I’m very familiar with the argument and never have bought it. Not least of which reason is that just as light and dark aren’t opposites (the latter is the absence of the former) happiness and unhappiness aren’t necessarily opposites. Plus, it’s just such a fatuous assertion that I wanted to see if he’d step up and defend it once he’d made it.
And forever too, all because of some stupid naive decision you’d made back in your earthly life.
It appears that I’m too smug for Scumpup to be able to tolerate my presence. Or something.
When you start talking about gods and the supernatural and such the difference between reality and a simulation tends to get kind of blurred. The premise is that somebody created a world that operates separately from his own, with its own rules, and which he’s got the ability to examine freely from the outside and possibly tweak the behavior of at will. Time in the created world may or may not run at the same speed as the creator’s world, and they may be able to jump back and forth, scanning forward to see the ‘future’ if they like. And the creator creates a bunch of intelligences, independent agents, which operate within the created world while being subject to its rules and unable to see or interact with the world outside, other than when things outside reach in and alter the reality.

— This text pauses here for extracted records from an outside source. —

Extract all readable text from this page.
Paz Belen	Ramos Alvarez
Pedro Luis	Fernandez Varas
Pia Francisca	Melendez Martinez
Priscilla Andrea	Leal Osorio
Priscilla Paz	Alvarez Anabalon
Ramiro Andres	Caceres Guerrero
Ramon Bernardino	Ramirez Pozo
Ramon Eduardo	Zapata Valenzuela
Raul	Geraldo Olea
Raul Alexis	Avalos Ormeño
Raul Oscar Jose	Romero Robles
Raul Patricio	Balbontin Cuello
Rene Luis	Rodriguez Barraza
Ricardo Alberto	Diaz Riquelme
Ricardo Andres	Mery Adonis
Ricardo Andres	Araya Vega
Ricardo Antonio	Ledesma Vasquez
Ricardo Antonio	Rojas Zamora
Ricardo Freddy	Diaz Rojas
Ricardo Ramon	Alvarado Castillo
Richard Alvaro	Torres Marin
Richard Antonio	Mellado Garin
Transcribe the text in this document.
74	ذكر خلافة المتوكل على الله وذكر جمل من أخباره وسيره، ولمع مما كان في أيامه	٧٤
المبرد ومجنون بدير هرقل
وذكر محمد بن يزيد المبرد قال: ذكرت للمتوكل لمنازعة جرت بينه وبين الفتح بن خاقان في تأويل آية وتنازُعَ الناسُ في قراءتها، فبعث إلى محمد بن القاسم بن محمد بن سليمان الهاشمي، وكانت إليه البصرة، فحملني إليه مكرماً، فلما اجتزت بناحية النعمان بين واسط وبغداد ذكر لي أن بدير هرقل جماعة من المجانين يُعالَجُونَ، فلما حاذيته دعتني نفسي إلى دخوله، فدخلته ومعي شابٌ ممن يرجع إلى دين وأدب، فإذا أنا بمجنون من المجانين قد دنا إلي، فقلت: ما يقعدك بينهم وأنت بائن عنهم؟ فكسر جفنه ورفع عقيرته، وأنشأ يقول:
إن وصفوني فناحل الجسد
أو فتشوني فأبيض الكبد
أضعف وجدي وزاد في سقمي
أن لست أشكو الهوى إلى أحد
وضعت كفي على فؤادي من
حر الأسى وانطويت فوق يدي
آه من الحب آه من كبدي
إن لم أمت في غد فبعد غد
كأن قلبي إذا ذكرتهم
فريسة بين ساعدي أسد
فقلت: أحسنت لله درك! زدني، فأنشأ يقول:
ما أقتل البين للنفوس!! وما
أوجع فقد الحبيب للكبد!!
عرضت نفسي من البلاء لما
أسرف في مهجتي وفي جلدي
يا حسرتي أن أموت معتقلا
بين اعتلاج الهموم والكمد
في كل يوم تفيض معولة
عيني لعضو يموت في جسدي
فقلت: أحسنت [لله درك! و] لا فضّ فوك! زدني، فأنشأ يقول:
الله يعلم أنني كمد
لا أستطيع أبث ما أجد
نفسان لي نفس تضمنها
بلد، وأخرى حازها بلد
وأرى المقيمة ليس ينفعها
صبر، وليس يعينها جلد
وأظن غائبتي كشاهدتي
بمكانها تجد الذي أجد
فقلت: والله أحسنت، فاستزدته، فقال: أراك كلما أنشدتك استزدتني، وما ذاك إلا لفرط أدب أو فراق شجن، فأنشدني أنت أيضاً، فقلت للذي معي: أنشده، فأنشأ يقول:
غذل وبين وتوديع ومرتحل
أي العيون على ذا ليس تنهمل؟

So far there isn’t a heck of a lot distinguishing between theology and video game creation.
Of course your typical video game character can’t ‘make the leap’ out to the real world, so people like to imagine they’re PCs rather than NPCs - despite the fact that real PCs are continuously aware of their continuing status in the real world.
The interesting thing to note is that in the simulation model, it’s easy to draw a moral line between the treatment of PCs and NPCs. So it’s bad to be mean to anybody with a player character (aka soul), but soulless people, like those dirty Wisconsinites, can be abused without concern. Similarly if you needed to give Jeffrey Dahmer a heaven all his own, creating a simulation containing genuinely sentient aware beings for him to torture could, in theory, be a-okay.
(If it isn’t, I’m going to be in a lot of trouble for how I played The Sims back in the day.)
Haven’t read them, but the ‘boredom factor’ is always a sort of pressing question when one talks about eternal heavens.